The mcp.Run library lets you bake a //go:embed corpus + the Model2Vec model into one static MCP server binary — no backend, no vector DB, no per-query network egress, version-pinned by build artifact. ~20 lines of main.go, go build, push to a GitHub release; users brew install and add one line to their agent config. The walker and indexer take any fs.FS (embed.FS, fstest.MapFS, tarball-backed), which also gives agent sandboxing by construction.
Full guide — the canonical pattern, prebuilt indices for fast cold start, the binary-size contract, and the opt-in mcp/db package — is in docs/DEVELOPERS.md.
Live demos (downloadable mcp.Run binaries over real codebases, with audit transcripts): demos/v0.1.0 release — Kubernetes v1.31.0 (59,795 chunks) and PostgreSQL 17.0 (64,506 chunks). Writeup: I shipped two downloadable code search binaries. The audit caught two bugs..
The risk register with explicit triggers is in docs/DESIGN.md §10; the living 1.0-readiness tracker is docs/internal/road-to-1.0.md. Retrieval is treated as closed for 1.0 (the relevance curve is flat); remaining work is polish + onboarding (getting fresh installs onto the hybrid path) + distribution.
ken is a port. The retrieval algorithm is verbatim from MinishLab/semble (Python); the Go implementation was written by Claude under fixed constraints: pure Go / no cgo, algorithm constants ported verbatim and never tuned, original source wins whenever Claude's reconstruction diverges from semble's live code. That last rule caught five material errors during the rerank-pipeline port — each a confident-sounding hallucination that was wrong when checked against the Python source. The discipline of always checking, the verbatim-port rule, and the 11k-input tokenizer parity harness (which surfaced three bugs an 18-case spot-check missed) are human-supplied. Every architectural decision is recorded in docs/internal/DECISIONS.md.

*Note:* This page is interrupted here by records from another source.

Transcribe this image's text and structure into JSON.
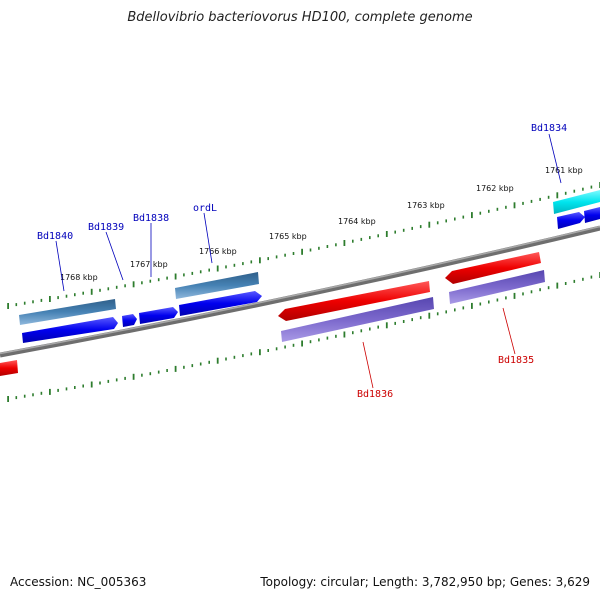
{
  "title": "Bdellovibrio bacteriovorus HD100, complete genome",
  "footer": {
    "accession": "Accession: NC_005363",
    "topology": "Topology: circular; Length: 3,782,950 bp; Genes: 3,629"
  },
  "colors": {
    "backbone": "#808080",
    "tick": "#2e7d2e",
    "forward_cds": "#0000ee",
    "forward_gene": "#4682b4",
    "reverse_cds": "#ee0000",
    "reverse_gene": "#7b68cc",
    "highlight_cds": "#00e5ee",
    "forward_label": "#0000bb",
    "reverse_label": "#cc0000"
  },
  "scale_labels": [
    {
      "kbp": 1768,
      "text": "1768 kbp"
    },
    {
      "kbp": 1767,
      "text": "1767 kbp"
    },
    {
      "kbp": 1766,
      "text": "1766 kbp"
    },
    {
      "kbp": 1765,
      "text": "1765 kbp"
    },
    {
      "kbp": 1764,
      "text": "1764 kbp"
    },
    {
      "kbp": 1763,
      "text": "1763 kbp"
    },
    {
      "kbp": 1762,
      "text": "1762 kbp"
    },
    {
      "kbp": 1761,
      "text": "1761 kbp"
    }
  ],
  "forward_labels": [
    "Bd1840",
    "Bd1839",
    "Bd1838",
    "ordL",
    "Bd1834"
  ],
  "reverse_labels": [
    "Bd1836",
    "Bd1835"
  ]
}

ken stands on MinishLab's shoulders — the retrieval algorithm, the model, the whole embedding-table approach are theirs.
- semble — the original Python implementation. © Thomas van Dongen, MIT.
- model2vec — the static-embedding library whose three-tensor format ken implements. © Thomas van Dongen, MIT.
- potion-code-16M — model weights, distilled from
nomic-ai/CodeRankEmbed(MIT), itself fromSnowflake/snowflake-arctic-embed-m-long(Apache-2.0). © Minish Lab. Redistributed perNOTICE.
ken is MIT-licensed. It bundles attribution for the redistributed model weights in NOTICE and a generated dependency-license list in THIRD_PARTY_LICENSES.md; every link in the provenance chain is permissive (MIT, Apache-2.0, MPL-2.0). See docs/DESIGN.md §6.
For contributors: CLAUDE.md has the build/test/formatting conventions and the project's invariants (precision contract, stdout/stderr contract).